The team identified five key mechanisms of manipulative XR advertising: misleading experience marketing; inducing artificial emotions; sensing and targeting people when they are vulnerable; emotional manipulation through hyper-personalization (ads made just for the individual); and distortion of reality.

“There are many ways this can manifest,” said lead author Abraham Mhaidli, a doctoral student at the U-M School of Information. “One way could be distorting a consumer’s sense of reality by overlaying graphics on someone’s AR glasses to change what they are seeing. For example, a political ad may try to paint a picture of a booming economy and release ads on AR glasses that subtly overlay graphics which hide or erase evidence of poverty.

“Another possible danger is misleading experience marketing, which occurs when companies present ‘previews’ of products through XR technologies that are seemingly realistic and with users being unable to tell that the virtual product has been doctored.”

XR advertising is not inherently detrimental to people, but there remains a need to be vigilant for bad actors seeking to use XR technologies to harm consumers, the researchers say.

“A key aspect here is that augmented and extended reality technologies are inherently designed to alter reality, and this potential could be exploited to deceive and manipulate consumers,” said co-author Florian Schaub, assistant professor of information. “In contrast, advertising in other media might also be tailored to you or masquerade as content—think infomercials, sponsored articles in news media/magazines, product placement in movies—but they do not inherently change what you perceive as reality.”

The scenario construction was a two-step process with the researchers first becoming well versed in XR devices, XR advertising and manipulative advertising, so that they could create realistic exercises.

From this, they produced a series of prompts to guide creation of the scenarios, asking questions like: Could a certain manipulative advertising technique be replicated in XR? How could an already-existing XR advertising technique be used by bad actors?

They then created scenarios and use-cases that demonstrate how future XR manipulative techniques might manifest.

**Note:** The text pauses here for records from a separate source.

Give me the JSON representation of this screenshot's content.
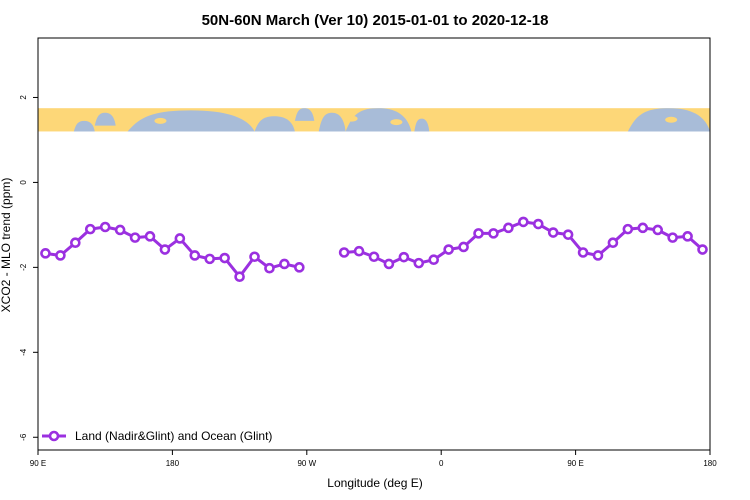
{
  "chart_data": {
    "type": "line",
    "title": "50N-60N March (Ver 10)   2015-01-01 to 2020-12-18",
    "xlabel": "Longitude (deg E)",
    "ylabel": "XCO2 - MLO trend (ppm)",
    "xlim": [
      90,
      540
    ],
    "ylim": [
      -6.3,
      3.4
    ],
    "x_ticks": [
      {
        "value": 90,
        "label": "90 E"
      },
      {
        "value": 180,
        "label": "180"
      },
      {
        "value": 270,
        "label": "90 W"
      },
      {
        "value": 360,
        "label": "0"
      },
      {
        "value": 450,
        "label": "90 E"
      },
      {
        "value": 540,
        "label": "180"
      }
    ],
    "y_ticks": [
      {
        "value": -6,
        "label": "-6"
      },
      {
        "value": -4,
        "label": "-4"
      },
      {
        "value": -2,
        "label": "-2"
      },
      {
        "value": 0,
        "label": "0"
      },
      {
        "value": 2,
        "label": "2"
      }
    ],
    "map_band": {
      "y_min": 1.2,
      "y_max": 1.75,
      "land_color": "#fdd778",
      "ocean_color": "#a8bcd8"
    },
    "grid": false,
    "legend_position": "bottom-left",
    "series": [
      {
        "name": "Land (Nadir&Glint) and Ocean (Glint)",
        "color": "#9b30e0",
        "points": [
          [
            95,
            -1.67
          ],
          [
            105,
            -1.72
          ],
          [
            115,
            -1.42
          ],
          [
            125,
            -1.1
          ],
          [
            135,
            -1.05
          ],
          [
            145,
            -1.12
          ],
          [
            155,
            -1.3
          ],
          [
            165,
            -1.27
          ],
          [
            175,
            -1.58
          ],
          [
            185,
            -1.32
          ],
          [
            195,
            -1.72
          ],
          [
            205,
            -1.8
          ],
          [
            215,
            -1.78
          ],
          [
            225,
            -2.22
          ],
          [
            235,
            -1.75
          ],
          [
            245,
            -2.02
          ],
          [
            255,
            -1.92
          ],
          [
            265,
            -2.0
          ]
        ]
      },
      {
        "name": "",
        "color": "#9b30e0",
        "points": [
          [
            295,
            -1.65
          ],
          [
            305,
            -1.62
          ],
          [
            315,
            -1.75
          ],
          [
            325,
            -1.92
          ],
          [
            335,
            -1.76
          ],
          [
            345,
            -1.9
          ],
          [
            355,
            -1.82
          ],
          [
            365,
            -1.58
          ],
          [
            375,
            -1.52
          ],
          [
            385,
            -1.2
          ],
          [
            395,
            -1.2
          ],
          [
            405,
            -1.07
          ],
          [
            415,
            -0.93
          ],
          [
            425,
            -0.98
          ],
          [
            435,
            -1.18
          ],
          [
            445,
            -1.23
          ],
          [
            455,
            -1.65
          ],
          [
            465,
            -1.72
          ],
          [
            475,
            -1.42
          ],
          [
            485,
            -1.1
          ],
          [
            495,
            -1.07
          ],
          [
            505,
            -1.12
          ],
          [
            515,
            -1.3
          ],
          [
            525,
            -1.27
          ],
          [
            535,
            -1.58
          ]
        ]
      }
    ]
  }
}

Mhaidli and Schaub say most of the harms they examined are not yet reality because XR technology is still limited: XR devices aren’t sophisticated enough yet to create political ads that give a different photorealistic perspective to individuals based on preconceived beliefs, or that can reliably sense a person’s hunger pangs or a young man’s physiological response to his crush, in order to target fast food and deodorant their direction.

“When manipulative XR ads do come, I would say that being aware of the risks is a good step towards resisting possible manipulation,” Mhaidli said.

They say more research is needed to better understand the impact that immersive XR advertising has on consumers. Time also needs to be taken to develop and evaluate a privacy framework, understand acceptable data practices for XR advertising, and develop interventions to increase XR ad literacy among consumers.

“I think we need a broader public debate and policy discussion about what kinds of manipulation of people’s reality are acceptable and whether and how XR experiences should come with disclosures about how they affect reality (similar to food nutrition labels or warnings on cigarette packs),” Schaub said.